Campbell served as president of the Southern Association of Colleges and Schools.[6] He also served as President of the Florida Baptist Convention, and was called an "outstanding Baptist layman".[8] He was a sometime Sunday school teacher, and a frequent speaker before groups of religious leaders,[9] such as the West Florida Baptist Pastors Conference.[8]
During Campbell's presidency, Florida came under increasing pressure to integrate its university system after the unanimous Brown v. Board of Education decision of 1954. At that time, only white students were admitted to Florida State or the University of Florida. Campbell has been described as strongly opposed to the admission of African-American students to Florida State.[10] In 2020, Campbell's grandson defended him, arguing that "He was not promoting segregation. He was concerned about protecting the tranquility of the school." According to James Schnur, "Campbell exacted deference from the campus community, suppressed the liberal editorial policy of the semi-weekly Florida Flambeau newspaper, and refused to tolerate any breach of racial segregation. He forced the campus chapter of the American Association of University Professors (AAUP) to cancel a regional conference at FSU when he learned that black faculty members from the neighboring Florida Agricultural and Mechanical University (FAMU) planned to attend."[11] [12]
At the time, Tallahassee was racially uneasy because, following the successful Montgomery bus boycott of 1956 and the Supreme Court case Browder v. Gayle, local activists, including some students, boycotted Tallahassee buses seeking to integrate them as well. The Florida Board of Control, which ran the state's universities, warned students not to get involved in "the Tallahassee integration dispute".[13] In an episode that was reported on nationally, Campbell had no hesitation in expelling a graduate student, John Boardman, who spoke "urging support of a Negro candidate for the Tallahassee City Commission against the white incumbent", and who invited three African students (not African-American) to an FSU party.[14] [15] Campbell required the student newspaper, the Florida Flambeau, to devote less space to integration.[16] [17] He went on record denying that he had said that there would eventually be Negro students at FSU.[18] [19] He expressed regret that Tallahassee Negroes seeking to end segregation were not meeting in juke joints, because it would have been easy to ban FSU students from them. But they met in churches, leaving Campbell "in a quandary over how to ban student support of integration".[20]

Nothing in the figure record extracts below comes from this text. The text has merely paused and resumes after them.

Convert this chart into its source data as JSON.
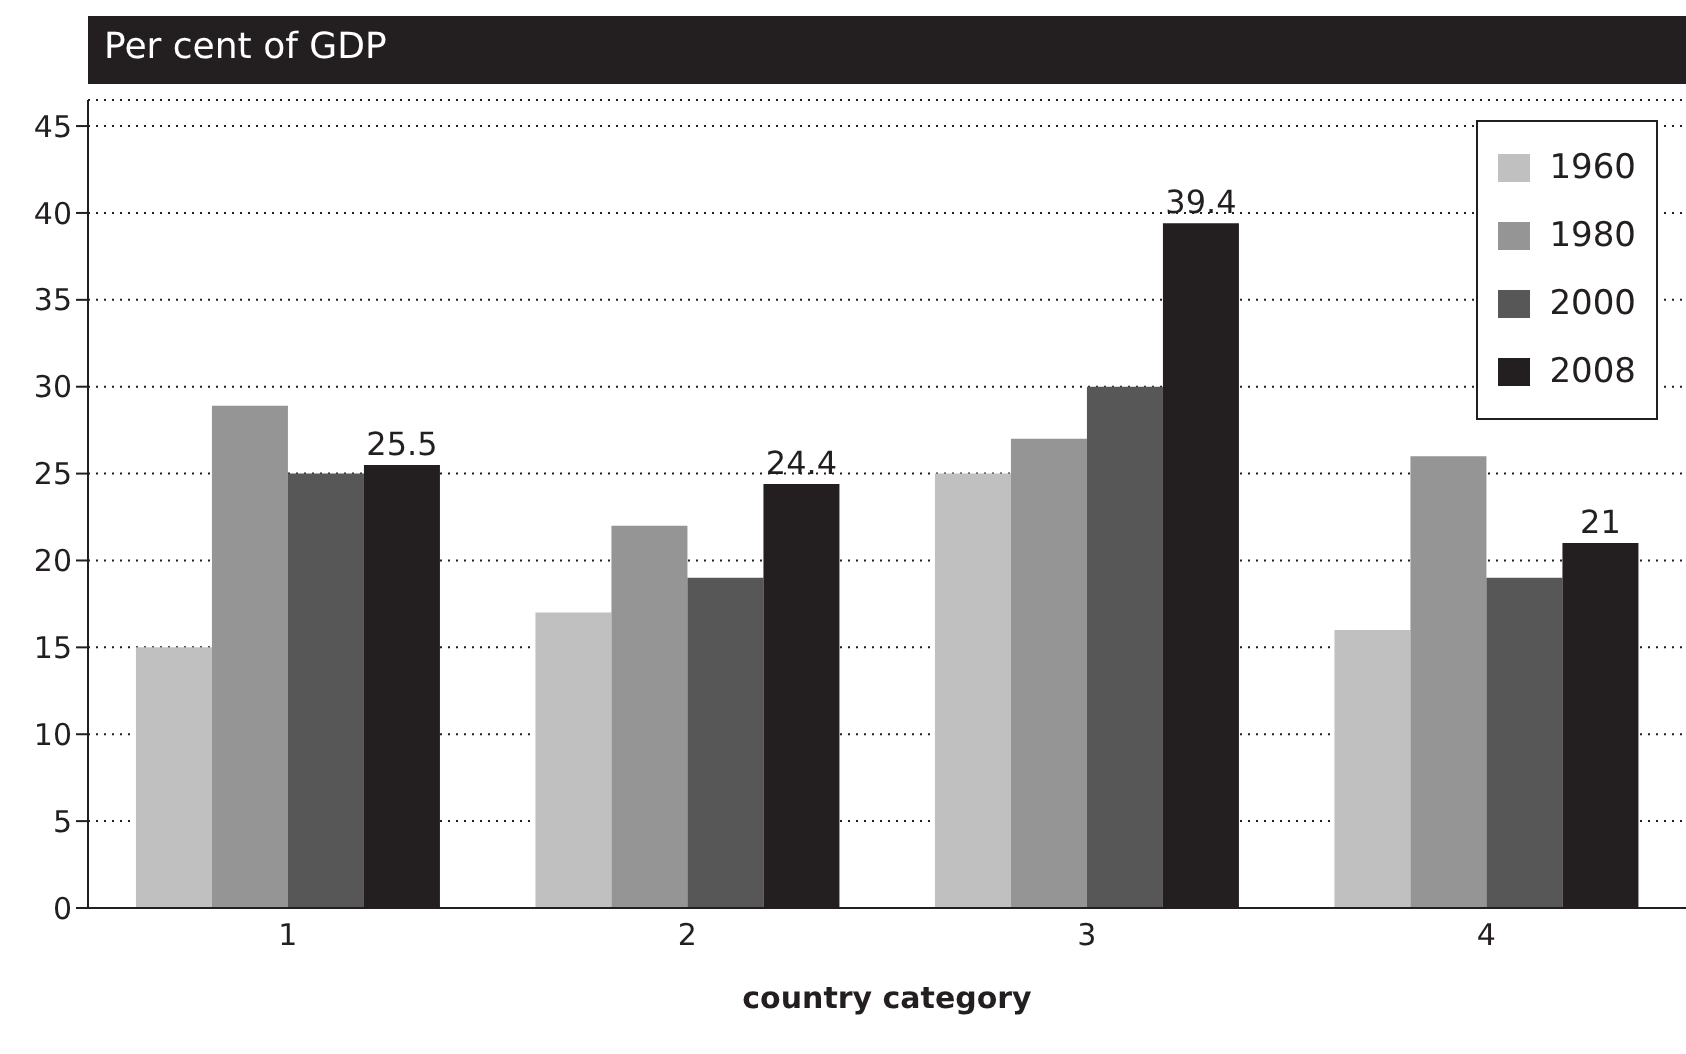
{
  "chart_data": {
    "type": "bar",
    "title": "Per cent of GDP",
    "xlabel": "country category",
    "categories": [
      "1",
      "2",
      "3",
      "4"
    ],
    "series": [
      {
        "name": "1960",
        "color": "#c1c0c1",
        "values": [
          15,
          17,
          25,
          16
        ]
      },
      {
        "name": "1980",
        "color": "#959595",
        "values": [
          28.9,
          22,
          27,
          26
        ]
      },
      {
        "name": "2000",
        "color": "#575757",
        "values": [
          25,
          19,
          30,
          19
        ]
      },
      {
        "name": "2008",
        "color": "#231f20",
        "values": [
          25.5,
          24.4,
          39.4,
          21
        ],
        "value_labels": [
          "25.5",
          "24.4",
          "39.4",
          "21"
        ]
      }
    ],
    "ylim": [
      0,
      46.5
    ],
    "yticks": [
      0,
      5,
      10,
      15,
      20,
      25,
      30,
      35,
      40,
      45
    ],
    "grid": "y",
    "legend": "top right"
  }
}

Campbell retired from his position on June 30, 1957,[2] [21] [22] [23] but remained in Tallahassee as president emeritus of Florida State until his death on March 23, 1973.
Campbell supported a sports program at Florida State, and encouraged the construction of a football stadium. The stadium was completed in 1950, and named Doak S. Campbell Stadium in his honor.[24] [25]
In June 2020 there was a student petition to remove his name from the stadium because of his opposition to admitting black students, and to rename it for former coach Bobby Bowden.[10] [26] FSU President John Thrasher asked Athletics Director David Coburn "to immediately review this issue and make recommendations to me."[25] As of February 2023 there has been no response.
Campbell donated all his papers, correspondence, etc. to Special Collections, Strozier Library (Florida State's main library), where they may be consulted.